In August 1999, shortly after finishing the one GCSE I took a year early (IT, for what it’s worth – the version where most of the work was around learning Microsoft Publisher, but also, thankfully for my later life, Access), my family and I moved house. I was pretty down on the whole experience for a good couple of months, I seem to recall. I had just turned sixteen, which probably had something to do with it, too.

Not long afterwards, I can’t exactly remember when, but certainly within the year, I bought a minidisc player, and for the first time, began to experience really having a personal connection with music – I could listen to almost exactly what I wanted, when I wanted. Yes, I’d had a Walkman, but cassettes were always an imprecise way of taking your music around with you. At last, with minidiscs, you could precisely pinpoint, shuffle even, the songs you wanted to hear.

Which all leads up to the creation of a ‘chillout’ minidisc, the contents of which are still preserved as a playlist on my current iPod. It didn’t get much further than four or five tracks, but ‘music to fall asleep to’ clearly puts me back into the body of my teenage years, trying to get to sleep, listening to those four or five tracks in a very particular order (ironic, for all the talk of shuffle and select, earlier).

Agent Orange – it was only later I discovered the significance of the title, and the references to helicopters, explosions, gunfire, was the song that ended the playlist. By this time, I’d be right on the edges of consciousness.
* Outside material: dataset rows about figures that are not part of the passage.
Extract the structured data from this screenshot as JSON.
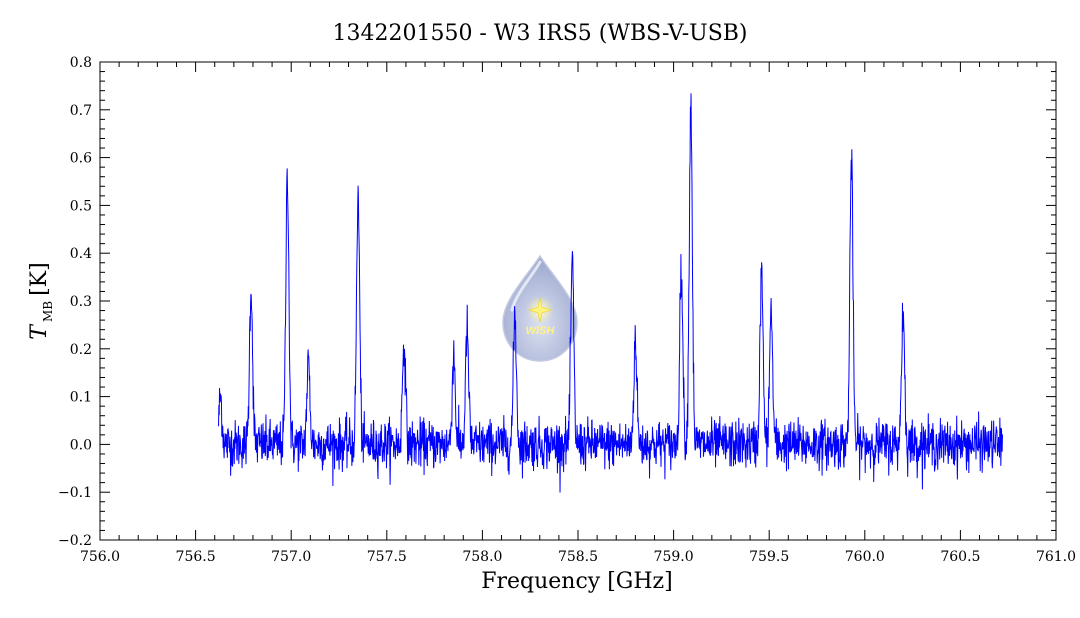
{
  "chart_data": {
    "type": "line",
    "title": "1342201550 - W3 IRS5 (WBS-V-USB)",
    "xlabel": "Frequency [GHz]",
    "ylabel_main": "T",
    "ylabel_sub": "MB",
    "ylabel_unit": "[K]",
    "xlim": [
      756.0,
      761.0
    ],
    "ylim": [
      -0.2,
      0.8
    ],
    "x_ticks": [
      "756.0",
      "756.5",
      "757.0",
      "757.5",
      "758.0",
      "758.5",
      "759.0",
      "759.5",
      "760.0",
      "760.5",
      "761.0"
    ],
    "y_ticks": [
      "−0.2",
      "−0.1",
      "0.0",
      "0.1",
      "0.2",
      "0.3",
      "0.4",
      "0.5",
      "0.6",
      "0.7",
      "0.8"
    ],
    "grid": false,
    "series_color": "#0000ff",
    "x_range": [
      756.62,
      760.72
    ],
    "noise_rms": 0.025,
    "peaks": [
      {
        "x": 756.63,
        "y": 0.1
      },
      {
        "x": 756.79,
        "y": 0.33
      },
      {
        "x": 756.98,
        "y": 0.57
      },
      {
        "x": 757.09,
        "y": 0.17
      },
      {
        "x": 757.35,
        "y": 0.52
      },
      {
        "x": 757.59,
        "y": 0.22
      },
      {
        "x": 757.85,
        "y": 0.19
      },
      {
        "x": 757.92,
        "y": 0.24
      },
      {
        "x": 758.17,
        "y": 0.27
      },
      {
        "x": 758.47,
        "y": 0.38
      },
      {
        "x": 758.8,
        "y": 0.22
      },
      {
        "x": 759.04,
        "y": 0.37
      },
      {
        "x": 759.09,
        "y": 0.72
      },
      {
        "x": 759.46,
        "y": 0.36
      },
      {
        "x": 759.51,
        "y": 0.28
      },
      {
        "x": 759.93,
        "y": 0.6
      },
      {
        "x": 760.2,
        "y": 0.28
      }
    ]
  },
  "logo": {
    "text": "WISH",
    "drop_color": "#a9b4d8",
    "star_color": "#fff26a"
  }
}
Headphones allowed me to bask in the stereo effects, and the slow, gentle rhythm drew me into sleep. The drums are a hinderance to falling asleep at first, but even they settle into a hypnotic pattern. The plaintive morse code, fading into the background at the end, as a last message before I shut down for the night.

It still works – and from time to time, if I really can’t sleep, I’ll use the tried and trusted technique once more.